"It’s very authentic for BMW to do bold statements,” Domagoj Dukec says with the confident grin of someone who knows that he isn’t dealing in hyperbole.
In this case, we’re talking about the i Vision Circular, the radical concept car that showcases how BMW will apply ‘circular economy’ principles to future production machines. But the head of BMW Design could also be talking about much of his recent work, from the ever-growing range of SUVs to the ever-growing kidney grilles.
While it’s often divisive, Dukec has chosen to go for bold over bland. And that philosophy should stand BMW in good stead as the car industry undergoes a generational transformation through electrification, digitalisation and sustainability. For a car designer, that must be a huge but very exciting challenge.

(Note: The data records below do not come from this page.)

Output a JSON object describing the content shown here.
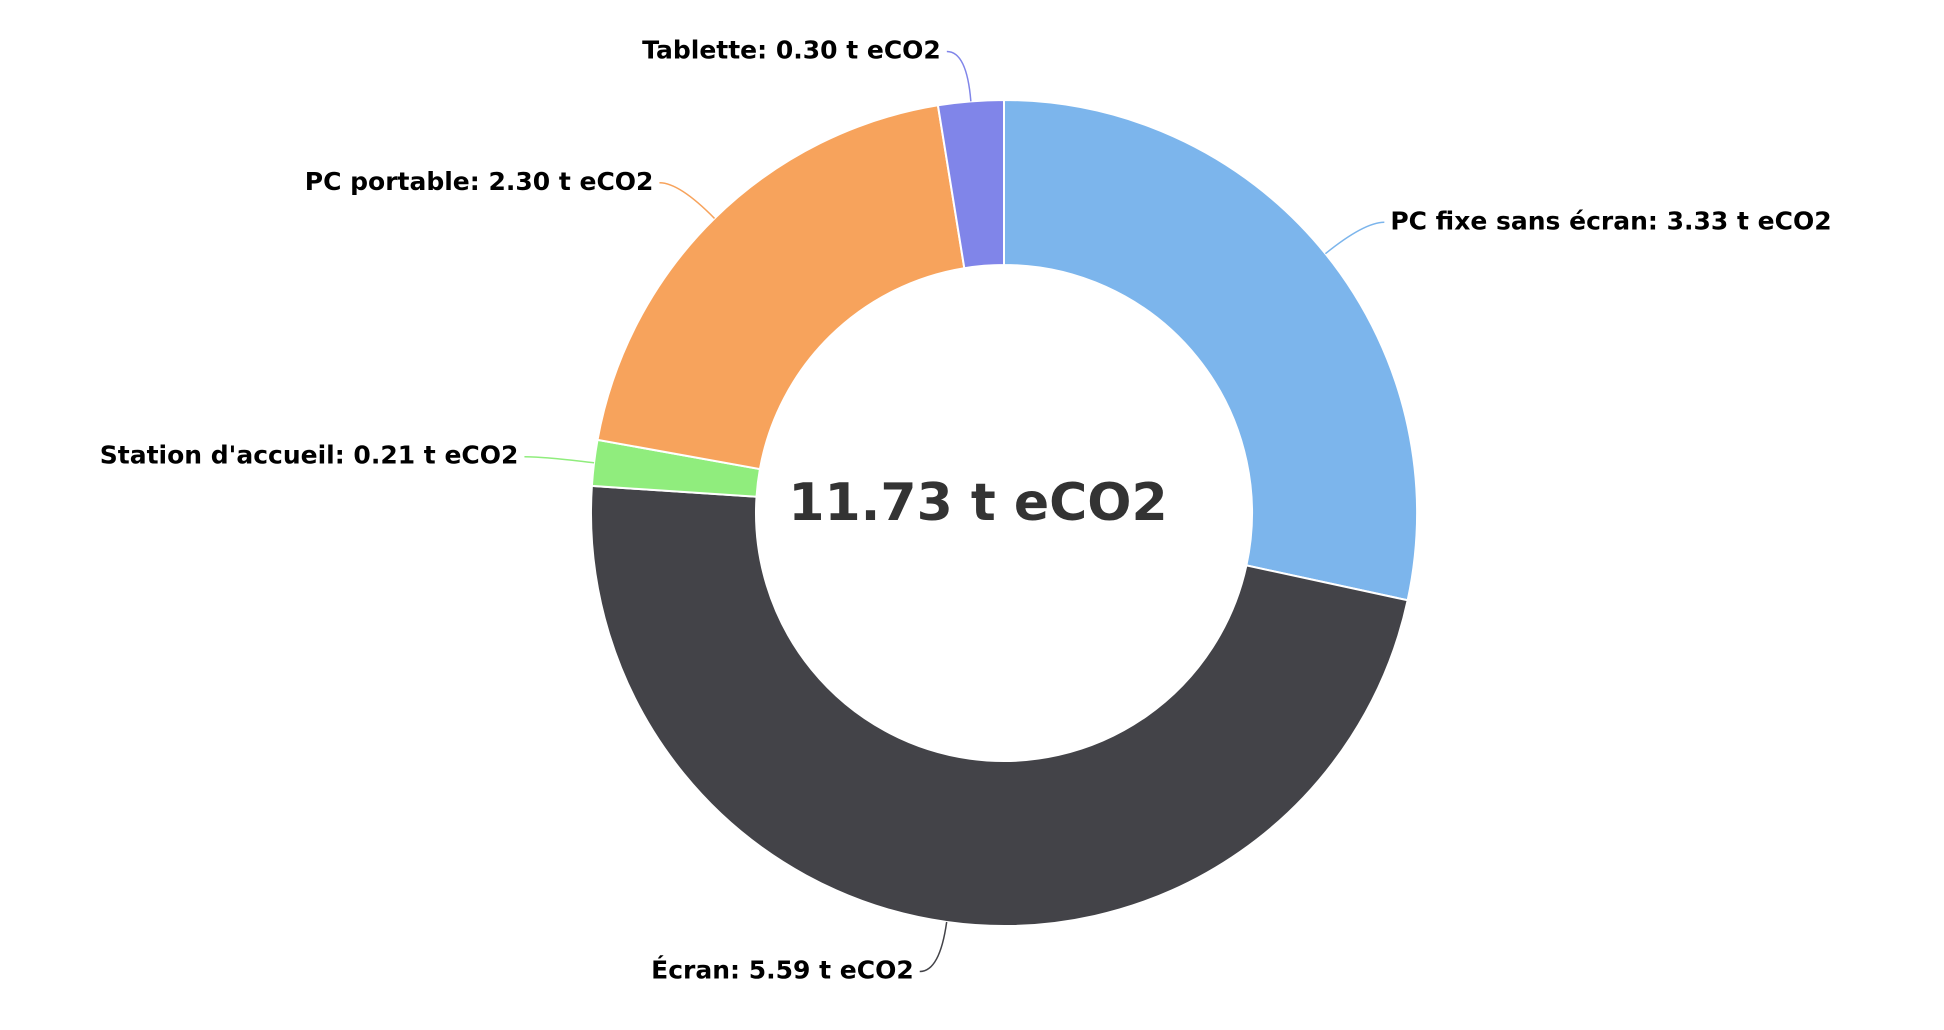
{
  "chart_data": {
    "type": "pie",
    "center_label": "11.73 t eCO2",
    "values": [
      3.33,
      5.59,
      0.21,
      2.3,
      0.3
    ],
    "value_labels": [
      "PC fixe sans écran: 3.33 t eCO2",
      "Écran: 5.59 t eCO2",
      "Station d'accueil: 0.21 t eCO2",
      "PC portable: 2.30 t eCO2",
      "Tablette: 0.30 t eCO2"
    ],
    "colors": [
      "#7cb5ec",
      "#434348",
      "#90ed7d",
      "#f7a35c",
      "#8085e9"
    ]
  }
}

“You can’t choose in which epoch you’re a designer, but it’s very interesting to be one in a time when the car industry is facing such major challenges, where you don’t even know if it will survive,” says Dukec. “You can use your creativity to offer more, to offer new experiences of mobility.”
The changes in the car industry go beyond the switch to EVs, which BMW has embraced with the likes of the iX3 and i4. Those cars are essentially electric versions of combustion-engined BMW models; for the third phase of its electrification strategy from 2025, BMW is taking a “radically new” approach, including a commitment to sustainability, new software and a new flexible platform that can underpin a huge range of cars.
Company boss Oliver Zipse has named the new phase of models Neue Klasse (new class), reviving the name of the hugely popular line of 1960s models that transformed the fortunes of the Munich firm. As you might have read in last week’s Autocar, the range will encompass all of BMW’s models, including an equivalent of the 3 Series.